5. Assessment of risk of toxic damage to people in case of a launch vehicle accident at flight
Organization:
Page: Kosm. teh. Raket. vooruž. 2024, (1); 40-50
DOI: https://doi.org/10.33136/stma2024.01.040
Language: English
Annotation: Despite stringent environmental requirements, modern launch vehicles/integrated launch vehicles (LV/ILV)

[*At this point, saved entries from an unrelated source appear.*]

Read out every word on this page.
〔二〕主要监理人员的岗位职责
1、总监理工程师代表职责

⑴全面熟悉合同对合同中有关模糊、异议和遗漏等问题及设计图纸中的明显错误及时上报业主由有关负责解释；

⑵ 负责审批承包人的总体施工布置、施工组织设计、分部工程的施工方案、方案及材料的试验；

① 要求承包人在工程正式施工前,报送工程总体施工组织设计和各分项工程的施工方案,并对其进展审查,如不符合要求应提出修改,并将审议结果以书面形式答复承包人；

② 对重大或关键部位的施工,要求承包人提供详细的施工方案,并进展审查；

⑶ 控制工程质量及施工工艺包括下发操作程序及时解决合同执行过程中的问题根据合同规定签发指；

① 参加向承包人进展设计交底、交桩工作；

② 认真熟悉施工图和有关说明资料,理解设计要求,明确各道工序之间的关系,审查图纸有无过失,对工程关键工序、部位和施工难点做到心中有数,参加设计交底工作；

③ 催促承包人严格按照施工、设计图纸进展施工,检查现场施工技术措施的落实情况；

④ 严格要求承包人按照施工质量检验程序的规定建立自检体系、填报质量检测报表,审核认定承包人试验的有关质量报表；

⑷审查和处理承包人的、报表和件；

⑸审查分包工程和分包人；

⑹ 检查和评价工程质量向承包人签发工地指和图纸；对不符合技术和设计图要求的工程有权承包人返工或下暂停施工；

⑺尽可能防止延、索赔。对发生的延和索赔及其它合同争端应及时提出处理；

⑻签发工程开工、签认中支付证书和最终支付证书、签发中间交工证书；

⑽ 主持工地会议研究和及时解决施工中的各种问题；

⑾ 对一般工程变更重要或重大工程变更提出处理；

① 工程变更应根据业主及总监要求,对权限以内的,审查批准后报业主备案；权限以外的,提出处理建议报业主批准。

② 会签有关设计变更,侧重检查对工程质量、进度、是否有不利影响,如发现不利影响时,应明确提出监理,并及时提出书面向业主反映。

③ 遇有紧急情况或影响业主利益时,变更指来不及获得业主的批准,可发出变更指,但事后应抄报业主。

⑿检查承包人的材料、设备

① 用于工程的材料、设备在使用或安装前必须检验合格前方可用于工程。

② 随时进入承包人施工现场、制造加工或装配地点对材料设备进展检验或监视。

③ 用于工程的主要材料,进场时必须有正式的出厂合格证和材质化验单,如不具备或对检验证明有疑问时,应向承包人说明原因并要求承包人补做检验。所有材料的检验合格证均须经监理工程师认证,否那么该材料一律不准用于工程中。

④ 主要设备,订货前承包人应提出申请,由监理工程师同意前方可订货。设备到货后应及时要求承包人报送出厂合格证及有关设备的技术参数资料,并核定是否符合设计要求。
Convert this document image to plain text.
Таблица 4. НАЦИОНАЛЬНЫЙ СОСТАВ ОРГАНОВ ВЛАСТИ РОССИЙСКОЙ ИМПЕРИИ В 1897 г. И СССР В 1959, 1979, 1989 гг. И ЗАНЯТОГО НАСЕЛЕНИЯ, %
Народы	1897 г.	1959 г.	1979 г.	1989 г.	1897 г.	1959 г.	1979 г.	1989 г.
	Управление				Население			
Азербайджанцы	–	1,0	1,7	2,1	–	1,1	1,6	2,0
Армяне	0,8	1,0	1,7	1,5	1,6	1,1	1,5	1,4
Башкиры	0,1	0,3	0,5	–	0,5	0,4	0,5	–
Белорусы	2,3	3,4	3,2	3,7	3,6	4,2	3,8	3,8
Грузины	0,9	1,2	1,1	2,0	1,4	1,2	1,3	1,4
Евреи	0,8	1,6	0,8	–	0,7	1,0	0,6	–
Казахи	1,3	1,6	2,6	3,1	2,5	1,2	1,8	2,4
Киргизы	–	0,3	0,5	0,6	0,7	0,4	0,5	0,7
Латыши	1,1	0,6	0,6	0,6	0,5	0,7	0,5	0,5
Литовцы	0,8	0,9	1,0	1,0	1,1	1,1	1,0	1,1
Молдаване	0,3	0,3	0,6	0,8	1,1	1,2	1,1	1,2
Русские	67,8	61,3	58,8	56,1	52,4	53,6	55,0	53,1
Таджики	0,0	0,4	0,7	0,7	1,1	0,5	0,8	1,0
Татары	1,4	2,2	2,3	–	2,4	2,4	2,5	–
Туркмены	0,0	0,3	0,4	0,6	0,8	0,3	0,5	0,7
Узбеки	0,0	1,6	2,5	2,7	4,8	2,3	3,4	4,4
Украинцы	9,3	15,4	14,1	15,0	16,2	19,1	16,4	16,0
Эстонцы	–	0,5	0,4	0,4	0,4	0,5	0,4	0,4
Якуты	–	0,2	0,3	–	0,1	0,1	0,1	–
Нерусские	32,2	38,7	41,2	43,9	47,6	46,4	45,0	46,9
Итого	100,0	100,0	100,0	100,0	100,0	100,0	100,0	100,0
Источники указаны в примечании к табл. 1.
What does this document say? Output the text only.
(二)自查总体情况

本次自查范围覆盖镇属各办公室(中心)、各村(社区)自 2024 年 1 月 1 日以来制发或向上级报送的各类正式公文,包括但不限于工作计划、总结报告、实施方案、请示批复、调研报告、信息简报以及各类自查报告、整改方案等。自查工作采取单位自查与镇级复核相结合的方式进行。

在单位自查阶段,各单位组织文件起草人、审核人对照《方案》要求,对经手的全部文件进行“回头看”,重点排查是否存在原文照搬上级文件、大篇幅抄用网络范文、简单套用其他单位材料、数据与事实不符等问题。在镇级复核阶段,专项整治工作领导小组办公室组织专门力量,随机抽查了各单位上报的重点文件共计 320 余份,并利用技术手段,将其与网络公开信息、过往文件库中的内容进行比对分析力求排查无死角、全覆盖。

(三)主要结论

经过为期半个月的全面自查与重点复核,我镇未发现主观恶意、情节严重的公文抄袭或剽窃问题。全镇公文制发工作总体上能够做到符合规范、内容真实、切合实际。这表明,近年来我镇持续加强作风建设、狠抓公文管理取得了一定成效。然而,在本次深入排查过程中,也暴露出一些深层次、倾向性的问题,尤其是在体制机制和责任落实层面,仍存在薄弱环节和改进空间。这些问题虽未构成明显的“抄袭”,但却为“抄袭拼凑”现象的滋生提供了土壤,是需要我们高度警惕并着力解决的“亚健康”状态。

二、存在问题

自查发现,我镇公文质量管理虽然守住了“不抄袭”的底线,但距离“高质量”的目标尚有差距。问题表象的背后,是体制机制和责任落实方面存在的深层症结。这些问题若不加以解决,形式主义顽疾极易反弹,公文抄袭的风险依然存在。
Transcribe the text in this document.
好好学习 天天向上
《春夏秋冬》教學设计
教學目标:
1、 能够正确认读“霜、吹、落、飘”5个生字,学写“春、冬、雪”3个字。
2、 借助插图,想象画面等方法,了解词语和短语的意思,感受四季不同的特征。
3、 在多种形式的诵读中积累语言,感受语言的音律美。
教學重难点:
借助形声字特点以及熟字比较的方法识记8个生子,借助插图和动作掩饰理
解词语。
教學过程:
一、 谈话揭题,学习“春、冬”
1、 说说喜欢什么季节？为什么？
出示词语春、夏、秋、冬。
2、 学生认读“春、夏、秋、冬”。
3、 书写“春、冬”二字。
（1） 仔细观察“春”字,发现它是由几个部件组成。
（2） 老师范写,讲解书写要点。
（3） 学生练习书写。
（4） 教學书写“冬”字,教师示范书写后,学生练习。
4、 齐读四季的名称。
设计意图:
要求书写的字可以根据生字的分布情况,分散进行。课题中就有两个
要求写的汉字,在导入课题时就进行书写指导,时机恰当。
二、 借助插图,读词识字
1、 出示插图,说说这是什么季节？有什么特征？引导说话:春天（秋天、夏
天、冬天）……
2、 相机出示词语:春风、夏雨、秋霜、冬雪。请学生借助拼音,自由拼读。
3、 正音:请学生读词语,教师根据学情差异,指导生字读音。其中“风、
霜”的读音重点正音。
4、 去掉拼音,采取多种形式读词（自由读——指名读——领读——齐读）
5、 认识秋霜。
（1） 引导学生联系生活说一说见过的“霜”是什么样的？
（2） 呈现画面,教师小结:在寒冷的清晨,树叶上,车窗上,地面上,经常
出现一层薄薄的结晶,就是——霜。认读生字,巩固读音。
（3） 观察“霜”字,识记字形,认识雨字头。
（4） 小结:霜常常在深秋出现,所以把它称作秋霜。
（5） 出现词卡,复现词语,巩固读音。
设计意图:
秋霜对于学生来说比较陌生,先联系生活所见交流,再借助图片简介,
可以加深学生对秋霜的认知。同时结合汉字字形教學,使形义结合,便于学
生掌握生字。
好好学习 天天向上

burn toxic propellants such as NTO and UDMH. Typically, such propellants are used in the LV/ILV upper
stages, where a small amount of propellant is contained; however, some LV/ILV still use such fuel in all
sustainer propulsion stages. For launch vehicles containing toxic rocket propellants, flight accidents may result
in the failed launch vehicle falling to the Earth’s surface, forming large zones of chemical damage to people
(the zones may exceed blast and fire zones). This is typical for accidents occurring in the first stage flight
segment, when an intact launch vehicle or its components (usually individual stages) with rocket propellants
will reach the Earth’s surface. An explosion and fire following such an impact will most likely lead to a massive
release of toxicant and contamination of the surface air. An accident during the flight segment of the LV/ILV
first stage with toxic rocket propellants, equipped with a flight termination system that implements emergency
engine shutdown in case of detection of an emergency situation, has been considered. To assess the risk
of toxic damage to a person located at a certain point, it is necessary to mathematically describe the zone
within which a potential impact of the failed LV/ILV will entail toxic damage to the person (the so-called zone
of dangerous impact of the failed LV/ILV). The complexity of this lies in the need to take into account the
characteristics of the atmosphere, primarily the wind. Using the zone of toxic damage to people during the fall
of the failed launch vehicle, which is proposed to be represented by a combination of two figures: a semicircle
and a half-ellipse, the corresponding zone of dangerous impact of the failed LV/ILV is constructed. Taking into
account the difficulties of writing the analytical expressions for these figures during the transition to the launch
coordinate system and further integration when identifying the risk, in practical calculations we propose to
approximate the zone of dangerous impact of the failed LV/ILV using a polygon. This allows using a known
procedure to identify risks. A generalization of the developed model for identifying the risk of toxic damage
to people involves taking into account various types of critical failures that can lead to the fall of the failed
LV/ILV, and blocking emergency engine shutdown during the initial flight phase. A zone dangerous for people
was constructed using the proposed model for the case of the failure of the Dnepr launch vehicle, where the
risks of toxic damage exceed the permissible level (10–6). The resulting danger zone significantly exceeds the
danger zone caused by the damaging effect of the blast wave. Directions for further improvement of the model
are shown, related to taking into account the real distribution of the toxicant in the atmosphere and a person’s
exposure to a certain toxic dose.
Key words: launch vehicle, critical failure, flight accident, zone of toxic damage to people, zone of dangerous impact of the failed launch vehicle, risk of toxic damage to people.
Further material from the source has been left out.